OpenAI has introduced a specialized GPT-5.5 variant named Cyber and is making it available only through a new Trusted Access for Cyber program. The variant accepts substantially more security — focused requests than the company’s public models and, in demonstration scenarios, has been shown to execute exploit code against controlled test servers. The move is intended to help security teams reproduce vulnerabilities and test defenses that public models often block.
Access to OpenAI's offerings is being split into three tiers. The public tier retains standard safety filters; a middle tier relaxes filtering to support defensive research and can produce exploit code accompanied by documentation; and the top tier — GPT-5.5 Cyber — has the fewest restrictions for authorized penetration testing. OpenAI says Cyber still prevents clearly malicious actions such as stealing passwords or attacking third — party systems. In one demo cited, the Cyber model reportedly took control of a test system and read out system information.
The rollout includes named launch partners and curated programs for security organizations and open-source projects. Companies listed as partners include Cisco, CrowdStrike, Palo Alto Networks, Cloudflare, Intel, Snyk, and SentinelOne. Select developers working on major open-source projects can obtain discounted access through a Codex Security program. OpenAI is also enforcing account controls: individuals granted the highest access tier must enable phishing — resistant authentication beginning June 1, 2026. OpenAI emphasizes that Cyber is not a differently architected model but a less-restricted configuration intended specifically for defensive and research use. The tiered design aims to let defenders reproduce vulnerabilities, analyze malware, and review security patches without the guardrails of public models that often block legitimate security work.

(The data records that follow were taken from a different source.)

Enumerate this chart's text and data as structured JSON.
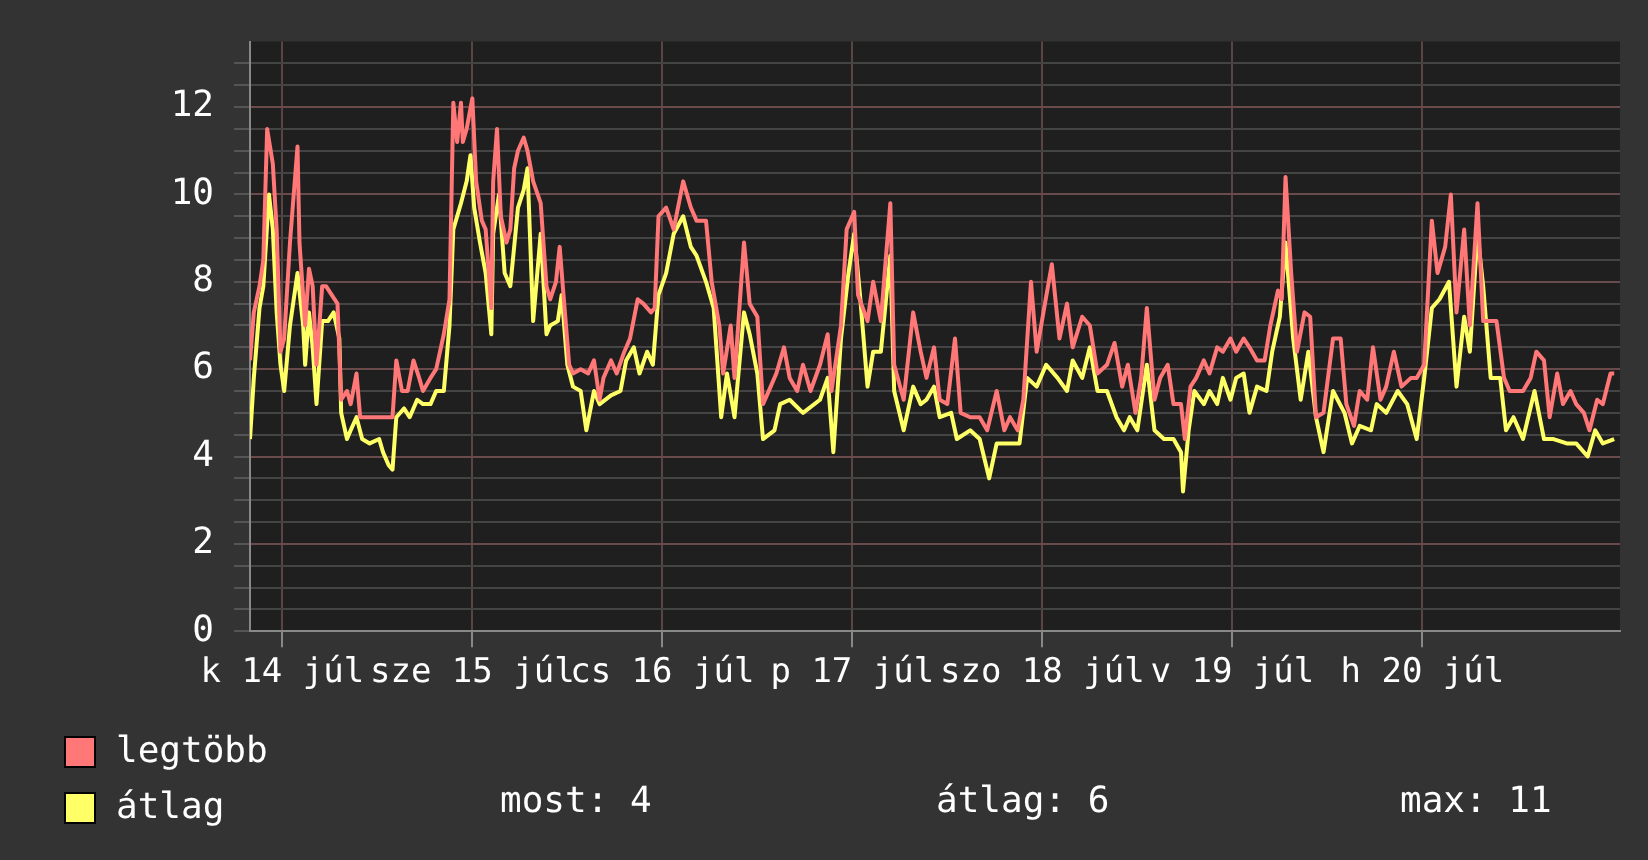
{
  "chart_data": {
    "type": "line",
    "xlim": [
      "--07-14T07:55",
      "--07-21T12:58"
    ],
    "xticks": [
      {
        "value": "--07-14T12:00",
        "label": "k 14 júl"
      },
      {
        "value": "--07-15T12:00",
        "label": "sze 15 júl"
      },
      {
        "value": "--07-16T12:00",
        "label": "cs 16 júl"
      },
      {
        "value": "--07-17T12:00",
        "label": "p 17 júl"
      },
      {
        "value": "--07-18T12:00",
        "label": "szo 18 júl"
      },
      {
        "value": "--07-19T12:00",
        "label": "v 19 júl"
      },
      {
        "value": "--07-20T12:00",
        "label": "h 20 júl"
      }
    ],
    "ylim": [
      0,
      13.5
    ],
    "yticks": [
      0,
      {
        "value": 0.5,
        "label": null
      },
      {
        "value": 1,
        "label": null
      },
      {
        "value": 1.5,
        "label": null
      },
      2,
      {
        "value": 2.5,
        "label": null
      },
      {
        "value": 3,
        "label": null
      },
      {
        "value": 3.5,
        "label": null
      },
      4,
      {
        "value": 4.5,
        "label": null
      },
      {
        "value": 5,
        "label": null
      },
      {
        "value": 5.5,
        "label": null
      },
      6,
      {
        "value": 6.5,
        "label": null
      },
      {
        "value": 7,
        "label": null
      },
      {
        "value": 7.5,
        "label": null
      },
      8,
      {
        "value": 8.5,
        "label": null
      },
      {
        "value": 9,
        "label": null
      },
      {
        "value": 9.5,
        "label": null
      },
      10,
      {
        "value": 10.5,
        "label": null
      },
      {
        "value": 11,
        "label": null
      },
      {
        "value": 11.5,
        "label": null
      },
      12,
      {
        "value": 12.5,
        "label": null
      },
      {
        "value": 13,
        "label": null
      }
    ],
    "grid": true,
    "legend": "bottom left",
    "marker": "none",
    "line_style": "solid",
    "annotations": [
      "most: 4",
      "átlag: 6",
      "max: 11"
    ],
    "series": [
      {
        "name": "legtöbb",
        "color": "#ff7777",
        "x": [
          "--07-14T07:55",
          "--07-14T08:24",
          "--07-14T09:07",
          "--07-14T09:36",
          "--07-14T10:05",
          "--07-14T10:48",
          "--07-14T11:17",
          "--07-14T11:46",
          "--07-14T12:14",
          "--07-14T12:58",
          "--07-14T13:55",
          "--07-14T14:10",
          "--07-14T14:53",
          "--07-14T15:22",
          "--07-14T15:50",
          "--07-14T16:19",
          "--07-14T17:02",
          "--07-14T17:31",
          "--07-14T18:14",
          "--07-14T18:58",
          "--07-14T19:26",
          "--07-14T20:10",
          "--07-14T20:38",
          "--07-14T21:22",
          "--07-14T21:50",
          "--07-14T22:48",
          "--07-15T00:29",
          "--07-15T01:55",
          "--07-15T02:24",
          "--07-15T03:07",
          "--07-15T03:50",
          "--07-15T04:34",
          "--07-15T05:17",
          "--07-15T05:46",
          "--07-15T06:43",
          "--07-15T07:26",
          "--07-15T08:24",
          "--07-15T09:07",
          "--07-15T09:36",
          "--07-15T10:05",
          "--07-15T10:34",
          "--07-15T10:48",
          "--07-15T11:17",
          "--07-15T12:00",
          "--07-15T12:29",
          "--07-15T13:12",
          "--07-15T13:41",
          "--07-15T14:24",
          "--07-15T14:38",
          "--07-15T15:07",
          "--07-15T15:36",
          "--07-15T16:19",
          "--07-15T16:48",
          "--07-15T17:17",
          "--07-15T17:46",
          "--07-15T18:29",
          "--07-15T18:58",
          "--07-15T19:41",
          "--07-15T20:38",
          "--07-15T21:22",
          "--07-15T21:50",
          "--07-15T22:34",
          "--07-15T23:02",
          "--07-15T23:31",
          "--07-16T00:14",
          "--07-16T00:43",
          "--07-16T01:41",
          "--07-16T02:38",
          "--07-16T03:22",
          "--07-16T04:05",
          "--07-16T04:34",
          "--07-16T05:31",
          "--07-16T06:14",
          "--07-16T07:12",
          "--07-16T07:55",
          "--07-16T08:53",
          "--07-16T09:36",
          "--07-16T10:34",
          "--07-16T11:02",
          "--07-16T11:31",
          "--07-16T12:29",
          "--07-16T13:26",
          "--07-16T14:38",
          "--07-16T15:36",
          "--07-16T16:19",
          "--07-16T17:31",
          "--07-16T18:14",
          "--07-16T19:12",
          "--07-16T19:41",
          "--07-16T20:38",
          "--07-16T21:07",
          "--07-16T22:19",
          "--07-16T23:02",
          "--07-17T00:00",
          "--07-17T00:43",
          "--07-17T01:41",
          "--07-17T02:24",
          "--07-17T03:22",
          "--07-17T04:05",
          "--07-17T05:02",
          "--07-17T05:46",
          "--07-17T06:43",
          "--07-17T07:55",
          "--07-17T08:53",
          "--07-17T09:22",
          "--07-17T10:34",
          "--07-17T11:17",
          "--07-17T12:14",
          "--07-17T12:43",
          "--07-17T13:55",
          "--07-17T14:38",
          "--07-17T15:36",
          "--07-17T16:05",
          "--07-17T16:48",
          "--07-17T17:17",
          "--07-17T18:29",
          "--07-17T19:41",
          "--07-17T20:38",
          "--07-17T21:22",
          "--07-17T22:19",
          "--07-17T23:02",
          "--07-18T00:00",
          "--07-18T00:58",
          "--07-18T01:41",
          "--07-18T02:53",
          "--07-18T04:05",
          "--07-18T05:02",
          "--07-18T06:14",
          "--07-18T07:12",
          "--07-18T07:55",
          "--07-18T08:53",
          "--07-18T09:36",
          "--07-18T10:34",
          "--07-18T11:17",
          "--07-18T12:14",
          "--07-18T13:12",
          "--07-18T14:10",
          "--07-18T15:07",
          "--07-18T15:50",
          "--07-18T17:02",
          "--07-18T18:00",
          "--07-18T18:58",
          "--07-18T20:10",
          "--07-18T21:07",
          "--07-18T22:05",
          "--07-18T22:48",
          "--07-18T23:46",
          "--07-19T00:29",
          "--07-19T01:12",
          "--07-19T02:10",
          "--07-19T02:53",
          "--07-19T03:50",
          "--07-19T04:34",
          "--07-19T05:31",
          "--07-19T06:00",
          "--07-19T06:43",
          "--07-19T07:26",
          "--07-19T08:24",
          "--07-19T09:07",
          "--07-19T10:05",
          "--07-19T10:48",
          "--07-19T11:46",
          "--07-19T12:29",
          "--07-19T13:26",
          "--07-19T14:10",
          "--07-19T15:07",
          "--07-19T16:05",
          "--07-19T16:48",
          "--07-19T17:46",
          "--07-19T18:14",
          "--07-19T18:43",
          "--07-19T19:26",
          "--07-19T20:10",
          "--07-19T21:07",
          "--07-19T21:50",
          "--07-19T22:34",
          "--07-19T23:31",
          "--07-20T00:43",
          "--07-20T01:41",
          "--07-20T02:24",
          "--07-20T03:22",
          "--07-20T04:05",
          "--07-20T05:02",
          "--07-20T05:46",
          "--07-20T06:43",
          "--07-20T07:26",
          "--07-20T08:24",
          "--07-20T09:22",
          "--07-20T10:34",
          "--07-20T11:17",
          "--07-20T12:14",
          "--07-20T13:12",
          "--07-20T13:55",
          "--07-20T14:53",
          "--07-20T15:36",
          "--07-20T16:19",
          "--07-20T17:17",
          "--07-20T18:00",
          "--07-20T18:58",
          "--07-20T19:41",
          "--07-20T20:38",
          "--07-20T21:22",
          "--07-20T22:19",
          "--07-20T23:02",
          "--07-21T00:00",
          "--07-21T00:43",
          "--07-21T01:41",
          "--07-21T02:24",
          "--07-21T03:22",
          "--07-21T04:05",
          "--07-21T05:02",
          "--07-21T05:46",
          "--07-21T06:43",
          "--07-21T07:26",
          "--07-21T08:24",
          "--07-21T09:07",
          "--07-21T10:05",
          "--07-21T10:48",
          "--07-21T11:46",
          "--07-21T12:14"
        ],
        "values": [
          6.2,
          7.3,
          7.9,
          8.5,
          11.5,
          10.7,
          9.2,
          6.4,
          6.7,
          8.9,
          11.1,
          8.9,
          7.0,
          8.3,
          7.9,
          6.1,
          7.9,
          7.9,
          7.7,
          7.5,
          5.3,
          5.5,
          5.2,
          5.9,
          4.9,
          4.9,
          4.9,
          4.9,
          6.2,
          5.5,
          5.5,
          6.2,
          5.8,
          5.5,
          5.8,
          6.0,
          6.8,
          7.6,
          12.1,
          11.2,
          12.1,
          11.2,
          11.5,
          12.2,
          10.3,
          9.4,
          9.2,
          7.4,
          10.3,
          11.5,
          9.5,
          8.9,
          9.2,
          10.6,
          11.0,
          11.3,
          11.0,
          10.3,
          9.8,
          7.9,
          7.6,
          8.0,
          8.8,
          7.7,
          6.1,
          5.9,
          6.0,
          5.9,
          6.2,
          5.3,
          5.8,
          6.2,
          5.9,
          6.4,
          6.7,
          7.6,
          7.5,
          7.3,
          7.4,
          9.5,
          9.7,
          9.2,
          10.3,
          9.7,
          9.4,
          9.4,
          8.0,
          7.0,
          5.9,
          7.0,
          5.8,
          8.9,
          7.5,
          7.2,
          5.2,
          5.6,
          5.9,
          6.5,
          5.8,
          5.5,
          6.1,
          5.5,
          6.1,
          6.8,
          5.5,
          7.0,
          9.2,
          9.6,
          7.7,
          7.1,
          8.0,
          7.1,
          8.2,
          9.8,
          6.1,
          5.3,
          7.3,
          6.4,
          5.8,
          6.5,
          5.3,
          5.2,
          6.7,
          5.0,
          4.9,
          4.9,
          4.6,
          5.5,
          4.6,
          4.9,
          4.6,
          5.3,
          8.0,
          6.4,
          7.4,
          8.4,
          6.7,
          7.5,
          6.5,
          7.2,
          7.0,
          5.9,
          6.1,
          6.6,
          5.6,
          6.1,
          5.0,
          5.8,
          7.4,
          5.3,
          5.8,
          6.1,
          5.2,
          5.2,
          4.4,
          5.6,
          5.8,
          6.2,
          5.9,
          6.5,
          6.4,
          6.7,
          6.4,
          6.7,
          6.5,
          6.2,
          6.2,
          7.0,
          7.8,
          7.6,
          10.4,
          8.2,
          6.4,
          7.3,
          7.2,
          4.9,
          5.0,
          6.7,
          6.7,
          5.2,
          4.7,
          5.5,
          5.3,
          6.5,
          5.3,
          5.6,
          6.4,
          5.6,
          5.8,
          5.8,
          6.1,
          9.4,
          8.2,
          8.8,
          10.0,
          7.3,
          9.2,
          7.0,
          9.8,
          7.1,
          7.1,
          7.1,
          5.8,
          5.5,
          5.5,
          5.5,
          5.8,
          6.4,
          6.2,
          4.9,
          5.9,
          5.2,
          5.5,
          5.2,
          5.0,
          4.6,
          5.3,
          5.2,
          5.9,
          5.9
        ]
      },
      {
        "name": "átlag",
        "color": "#ffff66",
        "x": [
          "--07-14T07:55",
          "--07-14T08:24",
          "--07-14T09:07",
          "--07-14T09:36",
          "--07-14T10:19",
          "--07-14T10:48",
          "--07-14T11:17",
          "--07-14T11:46",
          "--07-14T12:14",
          "--07-14T12:58",
          "--07-14T13:55",
          "--07-14T14:38",
          "--07-14T14:53",
          "--07-14T15:22",
          "--07-14T15:50",
          "--07-14T16:19",
          "--07-14T17:02",
          "--07-14T17:46",
          "--07-14T18:29",
          "--07-14T19:12",
          "--07-14T19:26",
          "--07-14T20:10",
          "--07-14T20:38",
          "--07-14T21:22",
          "--07-14T22:05",
          "--07-14T23:02",
          "--07-15T00:14",
          "--07-15T00:43",
          "--07-15T01:26",
          "--07-15T01:55",
          "--07-15T02:24",
          "--07-15T03:22",
          "--07-15T04:05",
          "--07-15T05:02",
          "--07-15T05:46",
          "--07-15T06:43",
          "--07-15T07:26",
          "--07-15T08:24",
          "--07-15T09:07",
          "--07-15T09:36",
          "--07-15T10:34",
          "--07-15T11:17",
          "--07-15T11:46",
          "--07-15T12:14",
          "--07-15T12:58",
          "--07-15T13:41",
          "--07-15T14:24",
          "--07-15T14:38",
          "--07-15T15:22",
          "--07-15T16:05",
          "--07-15T16:48",
          "--07-15T17:46",
          "--07-15T18:29",
          "--07-15T18:58",
          "--07-15T19:41",
          "--07-15T20:38",
          "--07-15T21:22",
          "--07-15T21:50",
          "--07-15T22:48",
          "--07-15T23:17",
          "--07-16T00:00",
          "--07-16T00:43",
          "--07-16T01:41",
          "--07-16T02:24",
          "--07-16T03:22",
          "--07-16T04:05",
          "--07-16T05:31",
          "--07-16T06:43",
          "--07-16T07:26",
          "--07-16T08:24",
          "--07-16T09:07",
          "--07-16T10:05",
          "--07-16T10:48",
          "--07-16T11:31",
          "--07-16T12:29",
          "--07-16T13:26",
          "--07-16T14:38",
          "--07-16T15:36",
          "--07-16T16:19",
          "--07-16T17:31",
          "--07-16T18:29",
          "--07-16T19:26",
          "--07-16T20:10",
          "--07-16T21:07",
          "--07-16T22:19",
          "--07-16T23:02",
          "--07-17T00:00",
          "--07-17T00:43",
          "--07-17T02:10",
          "--07-17T02:53",
          "--07-17T04:05",
          "--07-17T05:46",
          "--07-17T07:55",
          "--07-17T08:53",
          "--07-17T09:36",
          "--07-17T10:34",
          "--07-17T11:31",
          "--07-17T12:14",
          "--07-17T12:58",
          "--07-17T13:55",
          "--07-17T14:38",
          "--07-17T15:36",
          "--07-17T16:48",
          "--07-17T17:17",
          "--07-17T18:29",
          "--07-17T19:41",
          "--07-17T20:38",
          "--07-17T21:22",
          "--07-17T22:19",
          "--07-17T23:02",
          "--07-18T00:29",
          "--07-18T01:12",
          "--07-18T02:53",
          "--07-18T04:05",
          "--07-18T05:17",
          "--07-18T06:14",
          "--07-18T07:26",
          "--07-18T09:07",
          "--07-18T10:05",
          "--07-18T11:17",
          "--07-18T12:29",
          "--07-18T13:55",
          "--07-18T15:07",
          "--07-18T15:50",
          "--07-18T17:02",
          "--07-18T18:00",
          "--07-18T18:58",
          "--07-18T20:10",
          "--07-18T21:22",
          "--07-18T22:19",
          "--07-18T23:02",
          "--07-19T00:00",
          "--07-19T01:12",
          "--07-19T02:10",
          "--07-19T03:22",
          "--07-19T04:34",
          "--07-19T05:31",
          "--07-19T05:46",
          "--07-19T06:29",
          "--07-19T07:12",
          "--07-19T08:24",
          "--07-19T09:07",
          "--07-19T10:05",
          "--07-19T10:48",
          "--07-19T11:46",
          "--07-19T12:29",
          "--07-19T13:26",
          "--07-19T14:10",
          "--07-19T15:07",
          "--07-19T16:19",
          "--07-19T17:02",
          "--07-19T18:00",
          "--07-19T18:43",
          "--07-19T19:41",
          "--07-19T20:38",
          "--07-19T21:36",
          "--07-19T22:34",
          "--07-19T23:31",
          "--07-20T00:43",
          "--07-20T02:10",
          "--07-20T03:07",
          "--07-20T04:05",
          "--07-20T05:31",
          "--07-20T06:14",
          "--07-20T07:26",
          "--07-20T08:53",
          "--07-20T10:05",
          "--07-20T11:17",
          "--07-20T12:14",
          "--07-20T13:12",
          "--07-20T14:10",
          "--07-20T15:22",
          "--07-20T16:19",
          "--07-20T17:17",
          "--07-20T18:00",
          "--07-20T18:58",
          "--07-20T19:41",
          "--07-20T20:38",
          "--07-20T21:50",
          "--07-20T22:34",
          "--07-20T23:31",
          "--07-21T00:43",
          "--07-21T02:10",
          "--07-21T03:22",
          "--07-21T04:34",
          "--07-21T06:14",
          "--07-21T07:26",
          "--07-21T08:53",
          "--07-21T09:50",
          "--07-21T10:48",
          "--07-21T12:14"
        ],
        "values": [
          4.4,
          5.8,
          7.4,
          7.9,
          10.0,
          9.2,
          7.3,
          6.1,
          5.5,
          7.0,
          8.2,
          7.0,
          6.1,
          7.3,
          6.5,
          5.2,
          7.1,
          7.1,
          7.3,
          6.7,
          5.0,
          4.4,
          4.6,
          4.9,
          4.4,
          4.3,
          4.4,
          4.1,
          3.8,
          3.7,
          4.9,
          5.1,
          4.9,
          5.3,
          5.2,
          5.2,
          5.5,
          5.5,
          7.0,
          9.2,
          9.8,
          10.3,
          10.9,
          9.7,
          8.9,
          8.2,
          6.8,
          9.1,
          10.0,
          8.2,
          7.9,
          9.7,
          10.1,
          10.6,
          7.1,
          9.1,
          6.8,
          7.0,
          7.1,
          7.7,
          6.1,
          5.6,
          5.5,
          4.6,
          5.5,
          5.2,
          5.4,
          5.5,
          6.2,
          6.5,
          5.9,
          6.4,
          6.1,
          7.7,
          8.2,
          9.1,
          9.5,
          8.8,
          8.6,
          8.0,
          7.4,
          4.9,
          5.9,
          4.9,
          7.3,
          6.8,
          5.9,
          4.4,
          4.6,
          5.2,
          5.3,
          5.0,
          5.3,
          5.8,
          4.1,
          6.7,
          8.2,
          9.1,
          7.7,
          5.6,
          6.4,
          6.4,
          8.6,
          5.5,
          4.6,
          5.6,
          5.2,
          5.3,
          5.6,
          4.9,
          5.0,
          4.4,
          4.6,
          4.4,
          3.5,
          4.3,
          4.3,
          4.3,
          5.8,
          5.6,
          6.1,
          5.8,
          5.5,
          6.2,
          5.8,
          6.5,
          5.5,
          5.5,
          4.9,
          4.6,
          4.9,
          4.6,
          6.1,
          4.6,
          4.4,
          4.4,
          4.1,
          3.2,
          4.6,
          5.5,
          5.2,
          5.5,
          5.2,
          5.8,
          5.3,
          5.8,
          5.9,
          5.0,
          5.6,
          5.5,
          6.4,
          7.2,
          8.9,
          6.7,
          5.3,
          6.4,
          4.9,
          4.1,
          5.5,
          5.0,
          4.3,
          4.7,
          4.6,
          5.2,
          5.0,
          5.5,
          5.2,
          4.4,
          5.8,
          7.4,
          7.6,
          8.0,
          5.6,
          7.2,
          6.4,
          9.1,
          7.9,
          5.8,
          5.8,
          4.6,
          4.9,
          4.4,
          5.5,
          4.4,
          4.4,
          4.3,
          4.3,
          4.0,
          4.6,
          4.3,
          4.4
        ]
      }
    ]
  }
}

On competitive benchmarks and third — party testing, the Cyber variant performs roughly on par with a comparable model from another developer for finding and exploiting software vulnerabilities, according to published reporting cited in early coverage. That other developer limits access far more tightly — reportedly to about 40 organizations under a separate access program — while OpenAI’s tiered system seeks broader distribution among authorized defenders.
Independent testing cited by OpenAI and in coverage shows mixed results. The UK’s AI Security Institute ran a simulated 32 — step attack sequence against a corporate network: GPT-5.5 completed the full chain in 2 out of 10 runs, while the comparator completed it in 3 out of 10 runs. GPT-5.5 did perform slightly better on some individual expert — level tasks, but the overall results were not decisive.
The combination of demonstrable offensive capability and narrower, but still notable, distribution has drawn attention from policymakers; the White House is reportedly weighing executive options to influence how such models are released. OpenAI frames the program as a controlled way to improve defensive capabilities while attempting to limit misuse.